According to the agency, 70 percent of filers – or 100 million people – are eligible to use the software, which has helped 53 million taxpayers over 16 years. By entering some personal information, like state of residence and age, FreeFile matches users with relevant products – often eligible taxpayers will receive multiple options to choose from.
The software might be particularly useful for some taxpayers this year as they begin to file under the Tax Cuts and Jobs Act for the first time. The program has been updated to account for the changes, in addition to other improvements.
FreeFile is the product of a partnership between the IRS and the Free File Alliance – a consortium of 12 private partners. It can be used by any taxpayer to file an extension.
The first day Americans can file their 2018 taxes is Jan. 28. On that day, other e-filing services will become available to all Americans, regardless of income level.
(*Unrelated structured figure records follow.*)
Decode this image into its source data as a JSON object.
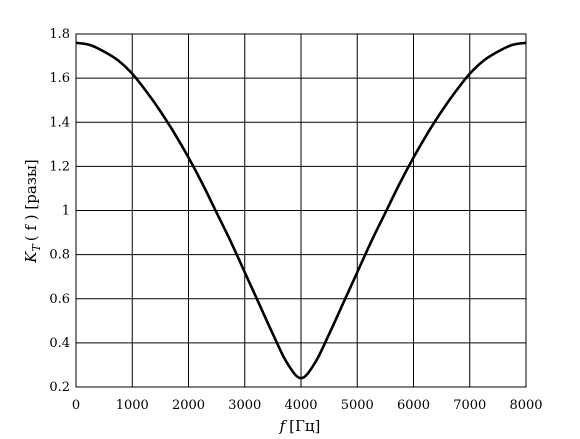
{
  "chart_data": {
    "type": "line",
    "title": "",
    "xlabel_main": "f",
    "xlabel_unit": "[Гц]",
    "ylabel_main": "K",
    "ylabel_sub": "T",
    "ylabel_rest": "( f ) [разы]",
    "xlim": [
      0,
      8000
    ],
    "ylim": [
      0.2,
      1.8
    ],
    "grid": true,
    "x_ticks": [
      0,
      1000,
      2000,
      3000,
      4000,
      5000,
      6000,
      7000,
      8000
    ],
    "x_tick_labels": [
      "0",
      "1000",
      "2000",
      "3000",
      "4000",
      "5000",
      "6000",
      "7000",
      "8000"
    ],
    "y_ticks": [
      0.2,
      0.4,
      0.6,
      0.8,
      1.0,
      1.2,
      1.4,
      1.6,
      1.8
    ],
    "y_tick_labels": [
      "0.2",
      "0.4",
      "0.6",
      "0.8",
      "1",
      "1.2",
      "1.4",
      "1.6",
      "1.8"
    ],
    "series": [
      {
        "color": "#000000",
        "x": [
          0,
          250,
          500,
          750,
          1000,
          1250,
          1500,
          1750,
          2000,
          2250,
          2500,
          2750,
          3000,
          3250,
          3500,
          3750,
          4000,
          4250,
          4500,
          4750,
          5000,
          5250,
          5500,
          5750,
          6000,
          6250,
          6500,
          6750,
          7000,
          7250,
          7500,
          7750,
          8000
        ],
        "y": [
          1.76,
          1.75,
          1.72,
          1.68,
          1.62,
          1.54,
          1.45,
          1.35,
          1.24,
          1.12,
          0.99,
          0.86,
          0.72,
          0.58,
          0.44,
          0.31,
          0.24,
          0.31,
          0.44,
          0.58,
          0.72,
          0.86,
          0.99,
          1.12,
          1.24,
          1.35,
          1.45,
          1.54,
          1.62,
          1.68,
          1.72,
          1.75,
          1.76
        ]
      }
    ]
  }
}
While only about one in eight IRS employees is currently at work during the shutdown, the Trump administration assured Americans they would be issued tax refunds if the protracted political fight carries on through the 2018 tax season. That is a reversal of traditional policy, whereby Americans have been required to file their taxes but the agency isn’t expected to issue refunds until workers return.
Many American households rely on annual tax refunds, as more than 70 percent of Americans receive money back from the IRS during tax season. Last year, the average refund was more than $2,890, according to the agency.
However, as previously reported by FOX Business, taxpayers might run into a number of headaches this tax season as a result of the ongoing shutdown, including the inability to contact the agency regarding questions pertaining to documents, or the new law.
The agency said it is planning on recalling more workers – but it has yet to detail how many, or other contingency plans.
The government shutdown began on Dec. 22. Over the weekend it passed the threshold to earn the title of the longest lapse in federal funding.